Hyperalgesia, or increased pain sensitivity, is higher in people with fibromyalgia, and research shows that disrupted brain signals for reward and punishment may be a contributing factor.
The study results published in Arthritis & Rheumatism, a journal of the American College of Rheumatology, suggest that this altered brain processing might contribute to widespread pain and lack of response to opioid therapy in patients with fibromyalgia.
In a press release from Wiley, publisher of Arthritis & Rheumatism, lead author Dr. Marco Loggia from Massachusetts General Hospital and Harvard Medical School in Boston is quoted as saying, “In patients with fibromyalgia there is an alteration in the central nervous system pain processing and a poor response to topical pain treatments, trigger point injections and opioids. Our study examines the disruption of brain function involved in the individual experience of pain anticipation and pain relief.”
Fibromyalgia patients showed less brain activity in regions involved with sensory, affective, cognitive and pain regulating processes during pain anticipation and relief. The study of 31 patients with fibromyalgia and 14 controls used fMRI, cuff pressure stimuli on the leg, and visual cues during the fMRI of impending pain onset (anticipation) and pain offset (relief anticipation). In healthy controls, the center of the brain processing reward and punishment was activated during pain anticipation and stimulation and deactivated during anticipation of relief. In fibromyalgia patients, the brain responses during pain, and anticipation of pain and relief, were significantly reduced or inhibited.

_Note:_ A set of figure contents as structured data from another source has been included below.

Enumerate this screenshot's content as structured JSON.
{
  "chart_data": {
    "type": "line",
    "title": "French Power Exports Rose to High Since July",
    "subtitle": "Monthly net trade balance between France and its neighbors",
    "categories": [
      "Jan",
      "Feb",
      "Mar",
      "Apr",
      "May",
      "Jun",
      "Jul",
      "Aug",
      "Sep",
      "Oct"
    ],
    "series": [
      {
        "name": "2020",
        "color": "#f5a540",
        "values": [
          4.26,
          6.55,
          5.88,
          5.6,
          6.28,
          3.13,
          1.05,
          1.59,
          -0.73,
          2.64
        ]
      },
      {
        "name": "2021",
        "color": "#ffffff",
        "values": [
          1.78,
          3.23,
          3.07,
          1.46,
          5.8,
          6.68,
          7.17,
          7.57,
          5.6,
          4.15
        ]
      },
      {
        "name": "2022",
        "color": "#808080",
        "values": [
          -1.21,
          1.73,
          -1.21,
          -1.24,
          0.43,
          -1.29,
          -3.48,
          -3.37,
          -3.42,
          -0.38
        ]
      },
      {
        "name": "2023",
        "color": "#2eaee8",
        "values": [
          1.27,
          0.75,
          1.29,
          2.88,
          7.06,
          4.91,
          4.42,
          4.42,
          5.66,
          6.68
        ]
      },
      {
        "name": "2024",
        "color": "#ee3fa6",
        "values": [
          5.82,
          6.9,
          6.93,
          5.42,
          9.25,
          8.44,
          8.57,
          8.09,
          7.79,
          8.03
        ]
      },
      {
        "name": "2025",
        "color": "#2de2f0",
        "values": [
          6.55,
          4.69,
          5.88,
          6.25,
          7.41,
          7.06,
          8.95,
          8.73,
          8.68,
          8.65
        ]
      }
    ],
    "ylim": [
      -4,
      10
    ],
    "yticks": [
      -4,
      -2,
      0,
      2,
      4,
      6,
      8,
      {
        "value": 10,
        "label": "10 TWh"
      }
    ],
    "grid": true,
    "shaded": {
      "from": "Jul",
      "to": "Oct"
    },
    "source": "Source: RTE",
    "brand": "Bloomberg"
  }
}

Dr. Loggia concluded, “Our findings suggest that fibromyalgia patients exhibit altered brain responses to punishing and rewarding events, such as expectancy of pain and relief of pain. These observations may contribute to explain the heightened sensitivity to pain, as well as the lack of effectiveness of pain medications such as opioids, observed in these patients. Future studies should further investigate the neurochemical basis underlying these dysfunctions.”
This research was supported by the National Center for Complementary and Alternative Medicine (NCCAM), National Institutes of Health (NIH) grants (R01-AT004714, P01- AT002048, P01-AT006663, R01-AT005280; R01-AG034982, R21-AR057920).